Alexei was a good husband. At least, he was ready to be a good husband.

He could hew wood with his axe at a speed that put every other man in the village to shame. He could light a fire quicker than you could draw a breath. He could stack firewood, build a table, a chair, a bed. He was ready.

It was time for him to begin his Bride Quest.

What he wanted was not just any wife, he wanted a wife who would embroider his shirts, sew patches on his boots, lance any boils that might erupt during his married life.

He took to striding up and down the village’s main street, on the look out.

First he thought Ljuba would do nicely, she had long blond hair and looked sturdy. He didn’t want a wife who would take a chill every time the temperature dipped below zero.

But she was a little too ready with her tongue. He thought of her mother and knew she was not the one for him. He didn’t want a wife who would seize her husband’s axe and chase some poor merchant from the door and out of the village, screeching at the top of her voice. His axe was too fine and he took too good care of it to allow it to be used for that kind of thing.

So Magda, Anya or Ekaterina. He had such trouble deciding – Magda was the prettiest, Anya had a sweet singing voice and Ekaterina was the best baker. If only they could all be rolled into one person.

Oh get on with you, said his mother impatiently when he asked her to find out the sewing talents of each girl.

But she was keen to get him off her hands, much as she loved him. He was a big eater and always forgot to take his boots off when he came into the house.

Let one of those girls cook for him and clean up after him, she thought, stoking the fire so briskly with the poker that sparks flew in the little kitchen. She personally would like Ekaterina. She had tasted Ekaterina’s jam tarts.

News came that Anya was betrothed to that no-good Serge so that would save her one visit. It took only a glance to see that Magda’s sewing was clumsy and careless, the stitches on a blanket in her trousseau box were lumpy and loopy.

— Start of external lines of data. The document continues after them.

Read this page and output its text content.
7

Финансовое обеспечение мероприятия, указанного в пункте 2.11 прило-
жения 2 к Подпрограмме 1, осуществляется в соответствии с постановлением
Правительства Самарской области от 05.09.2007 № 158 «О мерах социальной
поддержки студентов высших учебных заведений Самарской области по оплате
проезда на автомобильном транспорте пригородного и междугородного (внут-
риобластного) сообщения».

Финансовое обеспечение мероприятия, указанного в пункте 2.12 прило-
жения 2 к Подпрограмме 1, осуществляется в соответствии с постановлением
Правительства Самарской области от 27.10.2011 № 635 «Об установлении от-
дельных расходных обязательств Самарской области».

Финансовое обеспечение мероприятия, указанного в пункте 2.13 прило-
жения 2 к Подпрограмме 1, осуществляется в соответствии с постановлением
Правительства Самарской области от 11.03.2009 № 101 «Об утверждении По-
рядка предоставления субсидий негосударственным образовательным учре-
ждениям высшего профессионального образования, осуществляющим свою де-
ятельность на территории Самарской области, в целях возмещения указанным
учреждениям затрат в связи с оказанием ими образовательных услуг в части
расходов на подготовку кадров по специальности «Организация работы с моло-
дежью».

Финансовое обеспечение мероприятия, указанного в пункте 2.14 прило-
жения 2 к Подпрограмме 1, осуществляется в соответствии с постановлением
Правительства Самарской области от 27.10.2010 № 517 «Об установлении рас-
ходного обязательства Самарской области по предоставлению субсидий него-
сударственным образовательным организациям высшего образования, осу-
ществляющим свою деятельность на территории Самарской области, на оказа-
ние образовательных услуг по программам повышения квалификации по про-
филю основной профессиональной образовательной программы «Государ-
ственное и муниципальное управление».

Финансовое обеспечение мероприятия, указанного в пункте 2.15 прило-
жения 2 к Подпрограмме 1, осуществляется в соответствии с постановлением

Ekaterina’s embroidery was exquisite, tiny featherlike stitches, perfectly spaced. Out of her needle had flown birds, exotic and colorful with long tail feathers and exuberant crowns on their heads, and animals – four, five and six legged, some with two heads, some with eight. And such a variety of tails on those animals – you wouldn’t believe.

Alexei’s mother was particularly enchanted with a tree of life Ekaterina had embroidered on a pillow cover. Such a beautiful tree of life, bursting with reds and blues and greens. What a shame that it had to be used. It should be kept always pristine and bright. She couldn’t bear the thought of the embroidered tree of life ever fading.

Reluctantly she handed the pillow cover back to Ekaterina and watched her place it in the wooden trousseau chest and snap the lock. She walked home slowly.

Ekaterina was definitely the girl for her son if he desired a wife who could embroider and she a daughter-in-law who could bake exquisite jam tarts.

But how could she allow him to marry the girl? She knew that no sooner was that pillow cover out of Ekaterina’s trousseau chest than it would be marked with a splotch of tomato ketchup or a stain from dripping or chewing tobacco.

Before the girl could become her son’s bride, she needed to find a way to get her hands on the pillow cover.

That night she stole into Alexei’s room, picked up his axe and quietly left the house.

*****

2016 is my Year of the Blurt – quick spontaneous stories written at odd ‘spare’ moments and posted on Thursdays. This is #39.